There are, to be sure, other fine voices in the show. Bass Morris Robinson gives a truly profundo account of “Ol’ Man River, ” with a smoldering fire of anger and forbearance. Angela Renée Simpson thickens the air with premonition in Queenie’s “Mis’ry’s Comin’ Aroun’.”

But this Show Boat shows the strains stylistically. San Francisco Opera favorite Patricia Racette is the biggest disappointment as Julie, the tragic heroine who unravels after a charge of miscegenation is hurled at her and her husband, Steve (Patrick Cummings). Racette’s two big numbers, “Can’t Help Lovin’ Dat Man” in the first act and “Bill” in the second, are badly judged, stiff, and padded with vibrato.
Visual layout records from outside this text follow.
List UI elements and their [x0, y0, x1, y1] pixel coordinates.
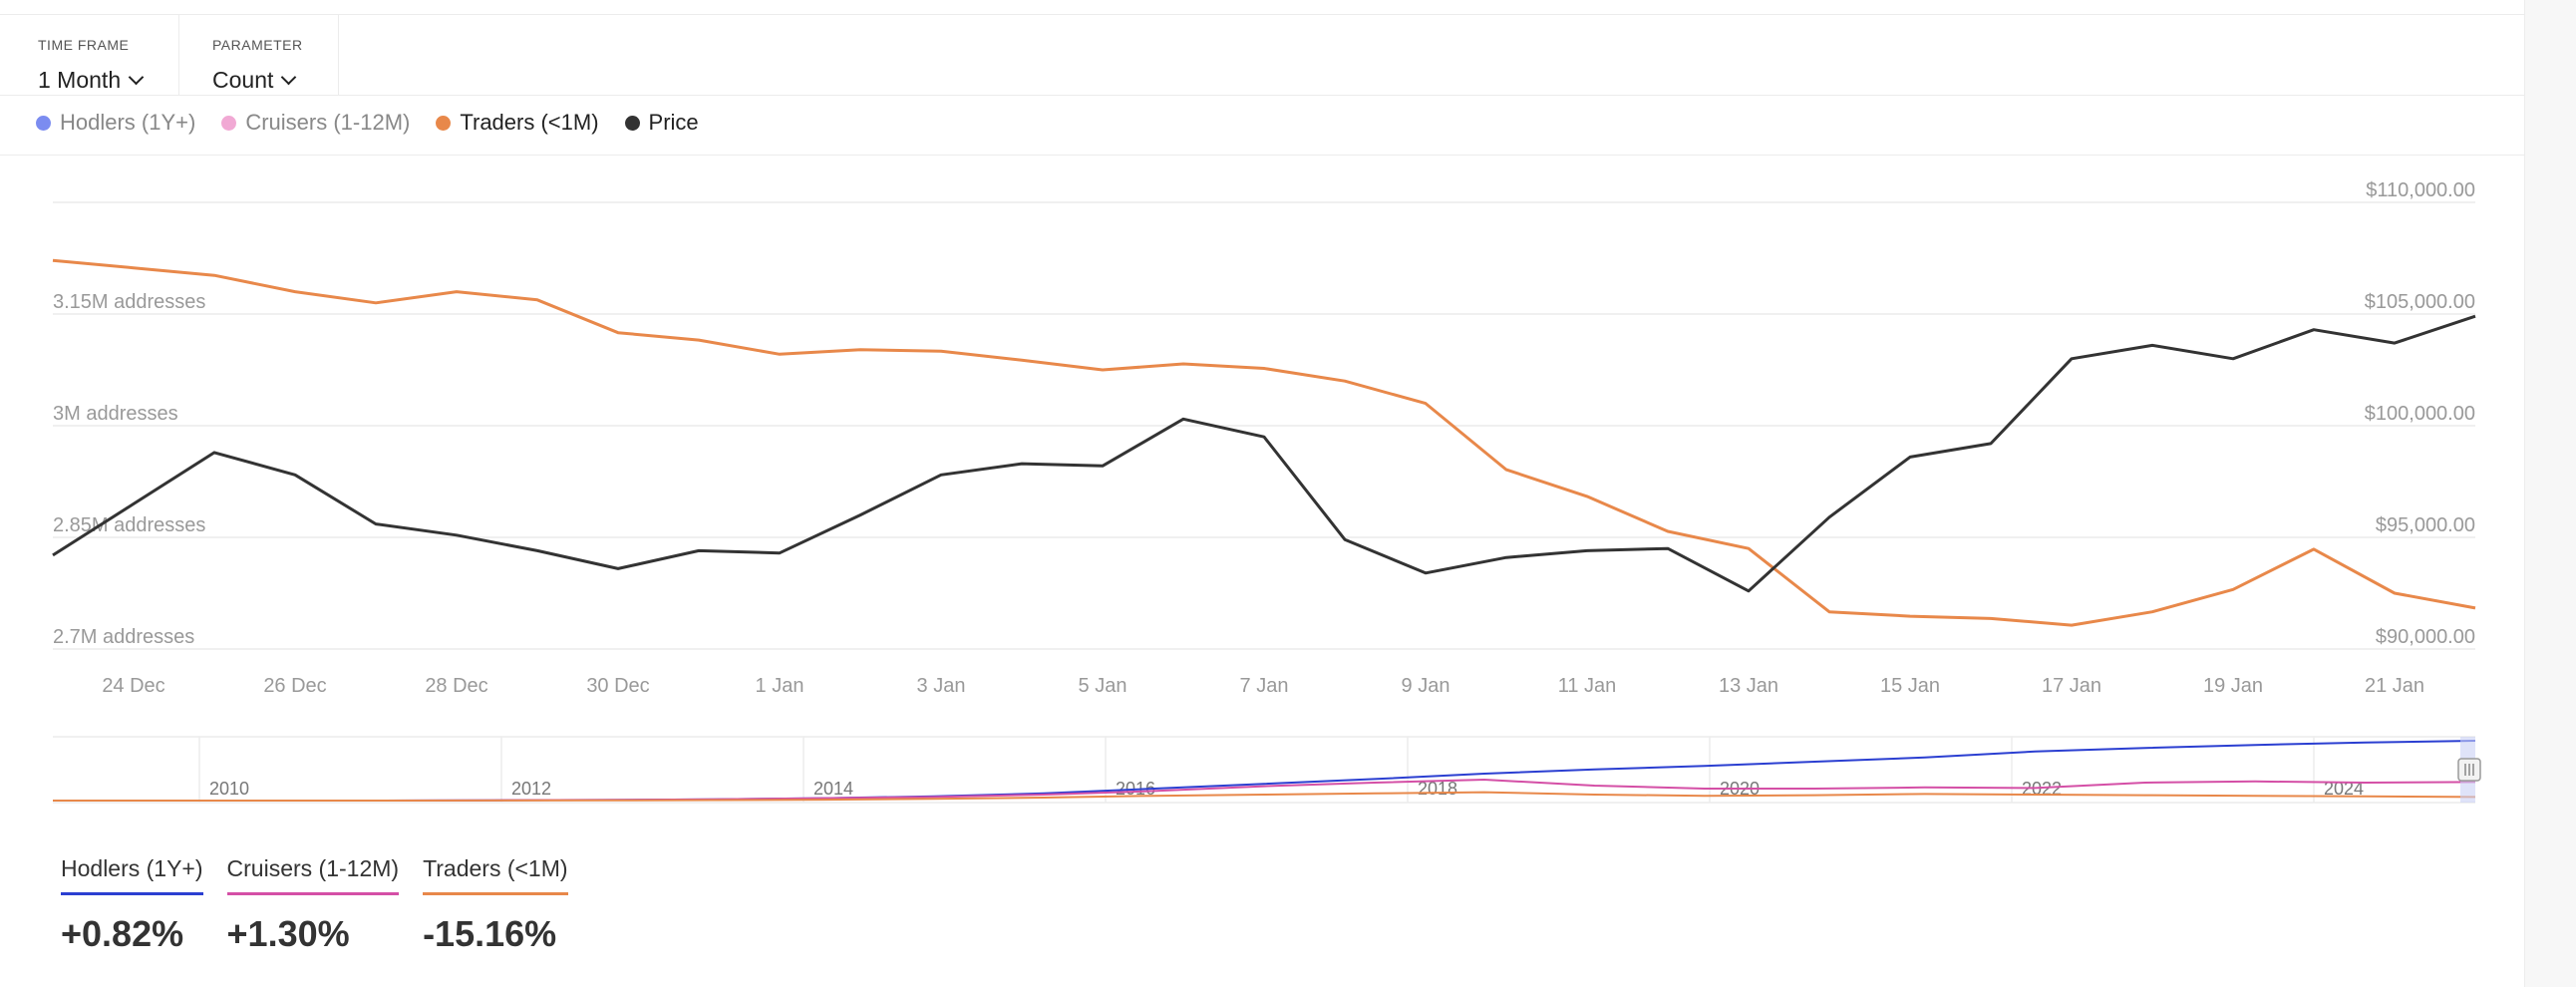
parameter-label: PARAMETER	[212, 37, 303, 53]
x-tick-label: 3 Jan	[917, 675, 966, 697]
x-tick-label: 28 Dec	[425, 675, 487, 697]
x-tick-label: 19 Jan	[2203, 675, 2263, 697]
left-axis-tick-label: 2.7M addresses	[53, 626, 194, 648]
navigator-year-label: 2024	[2324, 779, 2364, 799]
change-stats: Hodlers (1Y+) +0.82% Cruisers (1-12M) +1…	[61, 855, 568, 955]
stat-underline	[61, 892, 203, 895]
divider	[0, 155, 2524, 156]
legend-dot-icon	[624, 115, 640, 131]
stat-label: Traders (<1M)	[423, 855, 568, 881]
divider	[0, 95, 2524, 96]
stat-value: +1.30%	[226, 913, 350, 954]
right-axis-tick-label: $100,000.00	[2365, 403, 2475, 425]
timeframe-label: TIME FRAME	[38, 37, 130, 53]
x-tick-label: 26 Dec	[263, 675, 326, 697]
legend-label: Price	[648, 110, 699, 135]
left-axis-tick-label: 2.85M addresses	[53, 514, 205, 536]
parameter-control[interactable]: PARAMETER Count	[179, 15, 339, 95]
navigator-series-line	[53, 740, 2476, 802]
x-tick-label: 7 Jan	[1240, 675, 1289, 697]
series-line-traders-1m-	[52, 258, 2476, 627]
legend-item-cruisers[interactable]: Cruisers (1-12M)	[221, 110, 410, 136]
stat-label: Hodlers (1Y+)	[61, 855, 203, 881]
legend-dot-icon	[36, 115, 51, 131]
parameter-dropdown[interactable]: Count	[212, 67, 302, 94]
right-axis-tick-label: $90,000.00	[2376, 626, 2475, 648]
right-axis-tick-label: $110,000.00	[2366, 179, 2475, 201]
stat-label: Cruisers (1-12M)	[226, 855, 400, 881]
chevron-down-icon	[281, 69, 297, 86]
x-tick-label: 5 Jan	[1079, 675, 1127, 697]
timeframe-control[interactable]: TIME FRAME 1 Month	[0, 15, 179, 95]
navigator-year-label: 2010	[209, 779, 249, 799]
x-tick-label: 17 Jan	[2042, 675, 2101, 697]
timeframe-value: 1 Month	[38, 67, 122, 93]
navigator-handle[interactable]	[2457, 758, 2481, 782]
legend-item-price[interactable]: Price	[624, 110, 699, 136]
navigator-year-label: 2012	[511, 779, 551, 799]
x-tick-label: 24 Dec	[102, 675, 164, 697]
navigator-series-line	[53, 778, 2476, 802]
stat-cruisers: Cruisers (1-12M) +1.30%	[226, 855, 400, 955]
x-tick-label: 11 Jan	[1558, 675, 1617, 697]
navigator-year-label: 2014	[813, 779, 853, 799]
x-tick-label: 21 Jan	[2365, 675, 2424, 697]
chevron-down-icon	[128, 69, 145, 86]
legend-dot-icon	[436, 115, 452, 131]
main-chart[interactable]: $110,000.00 $105,000.00 $100,000.00 $95,000…	[0, 156, 2524, 714]
parameter-value: Count	[212, 67, 274, 93]
legend-label: Traders (<1M)	[460, 110, 599, 135]
stat-hodlers: Hodlers (1Y+) +0.82%	[61, 855, 203, 955]
stat-traders: Traders (<1M) -15.16%	[423, 855, 568, 955]
right-axis-tick-label: $105,000.00	[2365, 291, 2475, 313]
series-line-price	[52, 314, 2476, 593]
left-axis-tick-label: 3M addresses	[53, 403, 178, 425]
top-divider	[0, 14, 2524, 15]
stat-value: +0.82%	[61, 913, 184, 954]
legend-label: Cruisers (1-12M)	[245, 110, 411, 135]
stat-underline	[423, 892, 568, 895]
page-margin	[2525, 0, 2576, 987]
timeframe-dropdown[interactable]: 1 Month	[38, 67, 145, 94]
x-tick-label: 13 Jan	[1719, 675, 1778, 697]
stat-underline	[226, 892, 400, 895]
legend-label: Hodlers (1Y+)	[60, 110, 196, 135]
navigator-series-line	[53, 791, 2476, 802]
x-tick-label: 9 Jan	[1402, 675, 1450, 697]
x-tick-label: 1 Jan	[756, 675, 805, 697]
legend-dot-icon	[221, 115, 237, 131]
left-axis-tick-label: 3.15M addresses	[53, 291, 205, 313]
range-navigator[interactable]: 2010 2012 2014 2016 2018 2020 2022 2024	[0, 733, 2524, 813]
stat-value: -15.16%	[423, 913, 557, 954]
legend-item-traders[interactable]: Traders (<1M)	[436, 110, 599, 136]
chart-legend: Hodlers (1Y+) Cruisers (1-12M) Traders (…	[36, 110, 699, 136]
right-axis-tick-label: $95,000.00	[2376, 514, 2475, 536]
x-tick-label: 30 Dec	[586, 675, 649, 697]
legend-item-hodlers[interactable]: Hodlers (1Y+)	[36, 110, 195, 136]
x-tick-label: 15 Jan	[1880, 675, 1940, 697]
controls-bar: TIME FRAME 1 Month PARAMETER Count	[0, 15, 339, 95]
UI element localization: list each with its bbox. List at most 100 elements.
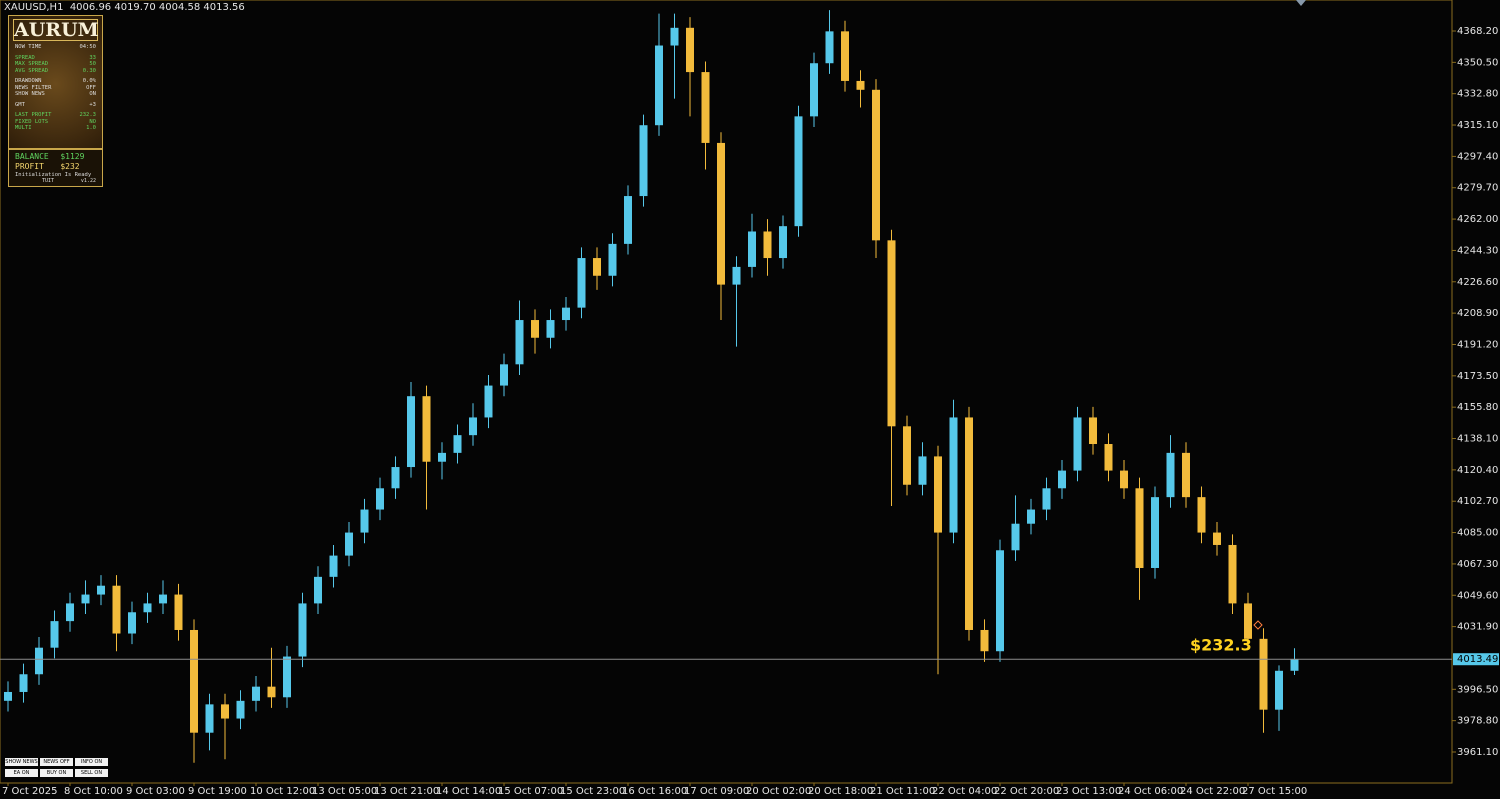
x-tick-label: 9 Oct 03:00 xyxy=(126,786,185,797)
x-tick-label: 17 Oct 09:00 xyxy=(684,786,749,797)
candle-body xyxy=(205,704,214,733)
candle-body xyxy=(639,125,648,197)
value: $232 xyxy=(60,162,80,171)
plot-frame xyxy=(0,0,1453,784)
candle-body xyxy=(4,691,12,701)
toggle-button[interactable]: EA ON xyxy=(5,769,38,777)
y-tick-label: 4279.70 xyxy=(1457,183,1498,194)
panel-row: NEWS FILTER OFF xyxy=(15,85,96,92)
x-tick-label: 20 Oct 02:00 xyxy=(746,786,811,797)
candle-body xyxy=(546,320,555,338)
panel-row: SHOW NEWS ON xyxy=(15,91,96,98)
candle-body xyxy=(1058,470,1066,489)
x-tick-label: 10 Oct 12:00 xyxy=(250,786,315,797)
candle-body xyxy=(283,656,291,698)
candle-body xyxy=(825,31,834,64)
candle-body xyxy=(1197,497,1206,533)
y-tick-label: 3961.10 xyxy=(1457,747,1498,758)
candle-body xyxy=(593,258,601,276)
balance-row: BALANCE $1129 xyxy=(15,152,96,162)
symbol: XAUUSD,H1 xyxy=(4,2,64,13)
toggle-button[interactable]: NEWS OFF xyxy=(40,758,73,766)
candle-body xyxy=(50,621,59,648)
y-tick-label: 4350.50 xyxy=(1457,57,1498,68)
candle-body xyxy=(1290,659,1299,671)
y-tick-label: 4332.80 xyxy=(1457,89,1498,100)
panel-row: SPREAD 33 xyxy=(15,55,96,62)
x-tick-label: 14 Oct 14:00 xyxy=(436,786,501,797)
candle-body xyxy=(236,700,245,719)
candle-body xyxy=(794,116,803,227)
toggle-button[interactable]: INFO ON xyxy=(75,758,108,766)
y-tick-label: 4297.40 xyxy=(1457,151,1498,162)
candle-body xyxy=(965,417,973,630)
y-tick-label: 4262.00 xyxy=(1457,214,1498,225)
candle-body xyxy=(438,452,446,462)
x-tick-label: 27 Oct 15:00 xyxy=(1242,786,1307,797)
candle-body xyxy=(484,385,493,418)
candle-body xyxy=(670,27,679,46)
panel-row: MAX SPREAD 50 xyxy=(15,61,96,68)
candle-body xyxy=(469,417,477,436)
row-value: 50 xyxy=(89,61,96,67)
candle-body xyxy=(221,704,229,719)
row-label: SPREAD xyxy=(15,54,35,61)
candle-body xyxy=(1151,497,1159,568)
candle-body xyxy=(97,585,105,595)
ea-panel: AURUM NOW TIME 04:50 SPREAD 33 MAX SPREAD 50 A… xyxy=(8,15,103,187)
candle-body xyxy=(872,89,880,241)
row-label: NOW TIME xyxy=(15,44,42,50)
candle-body xyxy=(686,27,694,73)
candle-body xyxy=(903,426,911,485)
candle-body xyxy=(887,240,896,427)
candle-body xyxy=(1042,488,1051,510)
candle-body xyxy=(143,603,152,613)
candle-body xyxy=(949,417,958,533)
candle-body xyxy=(267,686,276,698)
row-value: 04:50 xyxy=(79,44,96,50)
y-tick-label: 4244.30 xyxy=(1457,245,1498,256)
candle-body xyxy=(159,594,167,604)
x-tick-label: 23 Oct 13:00 xyxy=(1056,786,1121,797)
candle-body xyxy=(810,63,818,117)
candle-body xyxy=(856,80,865,90)
toggle-button[interactable]: SELL ON xyxy=(75,769,108,777)
panel-title: AURUM xyxy=(13,19,99,41)
x-tick-label: 9 Oct 19:00 xyxy=(188,786,247,797)
balance-box: BALANCE $1129 PROFIT $232 Initialization I… xyxy=(9,148,102,186)
ohlc: 4006.96 4019.70 4004.58 4013.56 xyxy=(69,2,245,13)
candle-body xyxy=(562,307,570,321)
row-label: MULTI xyxy=(15,125,32,131)
candle-body xyxy=(1182,452,1190,498)
row-value: 1.0 xyxy=(86,125,96,131)
y-tick-label: 4067.30 xyxy=(1457,559,1498,570)
profit-annotation: $232.3 xyxy=(1190,636,1252,655)
candle-body xyxy=(314,576,322,604)
candle-body xyxy=(732,266,741,285)
row-label: AVG SPREAD xyxy=(15,67,49,74)
candle-body xyxy=(701,72,710,143)
candle-body xyxy=(1244,603,1252,639)
candle-body xyxy=(1275,670,1283,710)
y-tick-label: 4049.60 xyxy=(1457,590,1498,601)
toggle-button[interactable]: BUY ON xyxy=(40,769,73,777)
row-value: +3 xyxy=(89,101,96,108)
candle-body xyxy=(1213,532,1221,545)
candle-body xyxy=(1089,417,1097,445)
row-value: OFF xyxy=(86,84,96,91)
panel-row: LAST PROFIT 232.3 xyxy=(15,112,96,119)
candle-body xyxy=(980,629,989,652)
y-tick-label: 4155.80 xyxy=(1457,402,1498,413)
x-tick-label: 13 Oct 05:00 xyxy=(312,786,377,797)
candle-body xyxy=(112,585,121,634)
panel-row: DRAWDOWN 0.0% xyxy=(15,78,96,85)
y-tick-label: 4208.90 xyxy=(1457,308,1498,319)
panel-row: GMT +3 xyxy=(15,102,96,109)
candle-body xyxy=(1011,523,1020,551)
candle-body xyxy=(360,509,369,533)
candle-body xyxy=(624,196,632,244)
candle-body xyxy=(376,488,384,510)
y-tick-label: 4191.20 xyxy=(1457,339,1498,350)
toggle-button[interactable]: SHOW NEWS xyxy=(5,758,38,766)
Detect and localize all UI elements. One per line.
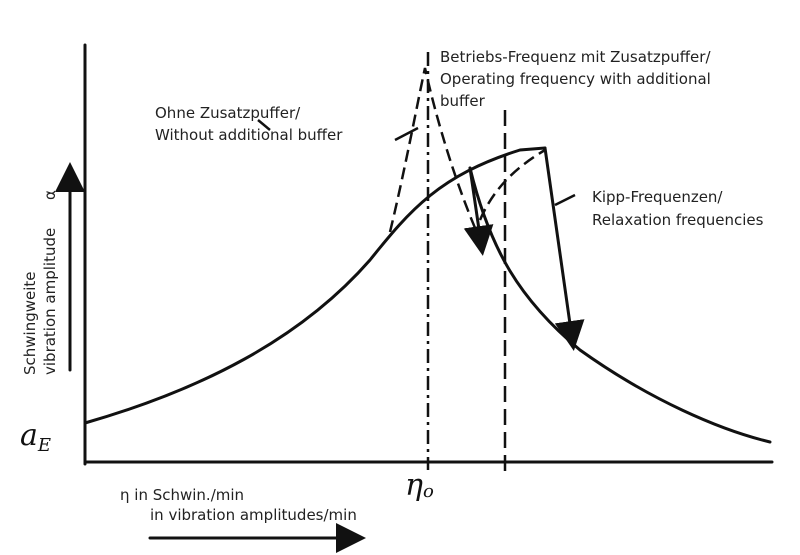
annotation: Operating frequency with additional: [440, 70, 711, 88]
annotation: Without additional buffer: [155, 126, 343, 144]
x-label-line: η in Schwin./min: [120, 486, 244, 504]
descending-branch: [468, 166, 772, 444]
annotation: Kipp-Frequenzen/: [592, 188, 723, 206]
x-label-line: in vibration amplitudes/min: [150, 506, 357, 524]
a-e-label: aE: [20, 418, 51, 456]
eta0-label: ηo: [405, 468, 434, 503]
y-label-line: vibration amplitude: [41, 228, 59, 375]
annotation: buffer: [440, 92, 486, 110]
a-e: a: [20, 418, 38, 453]
y-label-line: Schwingweite: [21, 271, 39, 375]
annotation: Betriebs-Frequenz mit Zusatzpuffer/: [440, 48, 711, 66]
annotation: Ohne Zusatzpuffer/: [155, 104, 301, 122]
y-label: Schwingweite vibration amplitude α: [21, 190, 59, 375]
eta0-sub: o: [423, 481, 434, 502]
a-e-sub: E: [37, 435, 51, 456]
jump-arrow: [463, 166, 494, 256]
resonance-curve: [83, 146, 547, 425]
pointer: [257, 119, 576, 207]
y-symbol: α: [41, 190, 59, 200]
eta0: η: [405, 468, 423, 503]
jump-arrow: [543, 146, 585, 351]
annotation: Relaxation frequencies: [592, 211, 764, 229]
buffer-curve: [388, 67, 546, 236]
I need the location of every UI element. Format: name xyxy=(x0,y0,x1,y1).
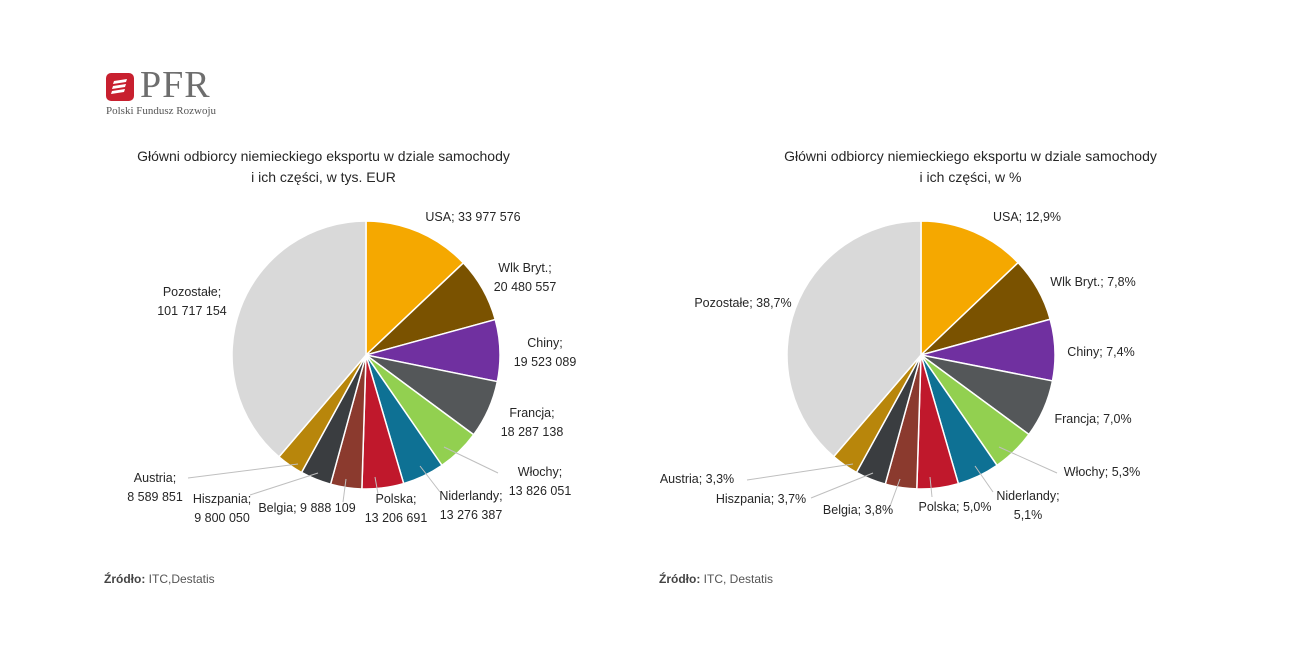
data-label: Wlk Bryt.; 20 480 557 xyxy=(494,261,557,294)
source-text: ITC,Destatis xyxy=(148,572,215,586)
data-label: Włochy; 5,3% xyxy=(1064,465,1140,479)
chart-title-line1: Główni odbiorcy niemieckiego eksportu w … xyxy=(784,148,1157,164)
data-label-line: 13 276 387 xyxy=(440,508,503,522)
data-label-line: Pozostałe; xyxy=(163,285,221,299)
leader-line xyxy=(342,478,347,503)
logo-subtitle: Polski Fundusz Rozwoju xyxy=(106,105,217,117)
data-label-line: Niderlandy; xyxy=(996,489,1059,503)
data-label: Austria; 8 589 851 xyxy=(127,471,183,504)
data-label: Wlk Bryt.; 7,8% xyxy=(1050,275,1135,289)
data-label: Niderlandy; 5,1% xyxy=(996,489,1059,522)
leader-line xyxy=(929,476,933,498)
logo-brand: PFR xyxy=(140,64,211,106)
chart-eur: Główni odbiorcy niemieckiego eksportu w … xyxy=(0,146,647,586)
data-label: Niderlandy; 13 276 387 xyxy=(439,489,502,522)
pie-chart-eur: USA; 33 977 576 Wlk Bryt.; 20 480 557 Chiny… xyxy=(127,210,577,525)
data-label-line: 19 523 089 xyxy=(514,355,577,369)
data-label: Polska; 5,0% xyxy=(919,500,992,514)
source-note: Źródło: ITC,Destatis xyxy=(104,572,215,586)
pie-slice-pozostałe xyxy=(231,220,367,458)
chart-title: Główni odbiorcy niemieckiego eksportu w … xyxy=(0,146,647,188)
data-label: Belgia; 3,8% xyxy=(823,503,893,517)
pfr-logo-icon xyxy=(106,73,134,101)
data-label-line: 5,1% xyxy=(1014,508,1043,522)
data-label: Polska; 13 206 691 xyxy=(365,492,428,525)
data-label-line: Włochy; 5,3% xyxy=(1064,465,1140,479)
leader-line xyxy=(810,472,874,499)
data-label-line: Wlk Bryt.; 7,8% xyxy=(1050,275,1135,289)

Kirsten Wyatt errs on the other side, over-selling Ellie Mae Chipley’s comic verve. John Bolton fares better as her vaudevillean partner. Stober sings admirably, but there’s something remote and chilly about her Magnolia, both vocally and dramatically. Even Irwin’s antics, diverting as they are, are something of a stand-alone set-piece.

Show Boat is in many ways a natural cross-over vehicle. It’s a grand, operatically scaled piece of storytelling — to a fault in the jerry-rigged second act that spans two decades in the space of a scene change. There are magnificent melodies and big themes, about race and class as America churned from the 19th century into the 20th. This is not the first attempt to steer the Kern/Hammerstein classic into the opera house — San Francisco Opera General Director David Gockley mounted a 1982 production when he led the Houston Grand Opera — and it won’t be the last.

If this version falters and runs aground in various ways, it is often stirring and entertaining. And just when it seems “Ol’ Man River” has returned one too many times, it rises up to end this Show Boat in a moving paean to the endless, mysterious flow of time itself.